Well, with the publication of the commission’s latest round of “visualizations,” it appears that idea has been scrapped. As the commission inches ever-closer to an actual map for our Congressional and state legislative districts – a process the independent state body does, now, every 10 years, following the federal Census – Humboldt seems to have been once again tacked on to districts that stretch up and down the Highway 101 corridor, which is the way it has always been previously.

But for hardcore Huffman fanatics, the district doesn’t stretch down far enough in these new visualizations! Right now, the commission has the Congressional district stretching down only as far as Sonoma County, leaving the representative’s home base out in the cold. We’ll look at a map in a second, here.

The Citizens Redistricting Commission is taking feedback on these new visualizations today and tomorrow. You can view them in detail at this link, and you can submit your feedback at this link. Want to watch the meeting? Click this link for a schedule and links to the livestreams. They’ll be going until 6 p.m. this evening, and from 9:30 a.m. to 4:30 p.m. tomorrow. Actual draft maps are due to be released on or before Nov. 15.

Now let’s look at how the current maps play out in these new visualizations, from a Humboldt-centric point of view.

Congress

Most of the relevant action in these maps takes place at the southern end, so zoom down there, if you like.

Now, an important thing to remember about the Citizens Redistricting Commission is that it is meant to be non-partisan, and the wants and needs of current officeholders are not supposed to play any role in their decisions.
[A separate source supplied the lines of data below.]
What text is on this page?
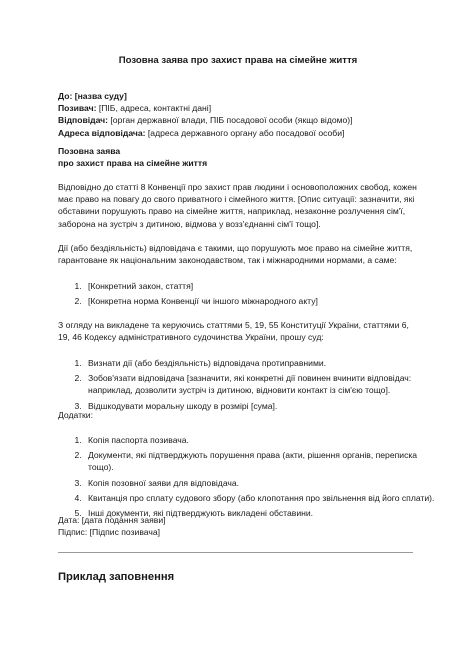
Позовна заява про захист права на сімейне життя
До: [назва суду]
Позивач: [ПІБ, адреса, контактні дані]
Відповідач: [орган державної влади, ПІБ посадової особи (якщо відомо)]
Адреса відповідача: [адреса державного органу або посадової особи]
Позовна заява
про захист права на сімейне життя
Відповідно до статті 8 Конвенції про захист прав людини і основоположних свобод, кожен має право на повагу до свого приватного і сімейного життя. [Опис ситуації: зазначити, які обставини порушують право на сімейне життя, наприклад, незаконне розлучення сім'ї, заборона на зустріч з дитиною, відмова у возз'єднанні сім'ї тощо].
Дії (або бездіяльність) відповідача є такими, що порушують моє право на сімейне життя, гарантоване як національним законодавством, так і міжнародними нормами, а саме:
1. [Конкретний закон, стаття]
2. [Конкретна норма Конвенції чи іншого міжнародного акту]
З огляду на викладене та керуючись статтями 5, 19, 55 Конституції України, статтями 6, 19, 46 Кодексу адміністративного судочинства України, прошу суд:
1. Визнати дії (або бездіяльність) відповідача протиправними.
2. Зобов'язати відповідача [зазначити, які конкретні дії повинен вчинити відповідач: наприклад, дозволити зустріч із дитиною, відновити контакт із сім'єю тощо].
3. Відшкодувати моральну шкоду в розмірі [сума].
Додатки:
1. Копія паспорта позивача.
2. Документи, які підтверджують порушення права (акти, рішення органів, переписка тощо).
3. Копія позовної заяви для відповідача.
4. Квитанція про сплату судового збору (або клопотання про звільнення від його сплати).
5. Інші документи, які підтверджують викладені обставини.
Дата: [дата подання заяви]
Підпис: [Підпис позивача]
Приклад заповнення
And it’s certainly not playing any role in this visualization, because Rep. Jared Huffman has been cut off from the bulk of the district he has represented for the last 9 years … and has instead been placed in the district belonging to longtime Congressman (11 terms!) Mike Thompson. (Thompson, a Napaite, represented Humboldt in the House before the 2010 redistricting.)

So what would this mean? Would staunch allies Huffman and Thompson rock-paper-scissors for who gets to represent this megaweathly Marin-Napa Congressional district, which weirdly has ultrapoor Lake County attached to the top of it? If so, who’s going to step up to run for the new North Coast district?

Good questions, but there’s another factor to take into consideration, here: You don’t actually have to live in the same Congressional district that you represent. If this map becomes reality and Huffman still wants to serve the North Coast, he won’t even technically have to move house to run again. Some might frown, but you can’t imagine it affecting the vote much.

State Senate

Not a whole load of change here, though the Second District loses Lake and Trinity Counties in exchange for a bigger bite out of Sonoma. (See current map here.)

State Assembly

Now this one is a little wild. Rather than ending midway through Santa Rosa, as it currently does, the Second Assembly District would stretch all the way down to the Golden Gate Bridge — largely, though not completely, just on the west side of Highway 101 through Sonoma County. The second would gain Rohnert Park and Petaluma and Point Reyes, but would lose Santa Rosa and Healdsburg.

That might be a bit of an issue for incumbent Assemblymember Jim Wood, a Healdsburg resident who we’re almost positive hangs his hat on the east side of the highway.

If this is the case, it’s a little bit more of an issue than it would be for Huffman. In California, legislators must live in the district they represent. A couple of years ago, though, the state legislature passed a law that basically allows its members to declare that their “home” is wherever those members choose to register to vote. 

So if Wood is drawn out of this district, and if he wishes to still represent it in the Assembly, and if he doesn’t want to move house, he would still have to go through the trouble of re-registering to vote at some apartment leased for the purpose.

The Outpost is presenting this as a hypothetical — we do not mean to suggest that Wood would wish to do any or all of these things, we don’t know that the final map will look like this, and we’re still not 100 percent positive that he is on the east side of the highway. But it’s all legal!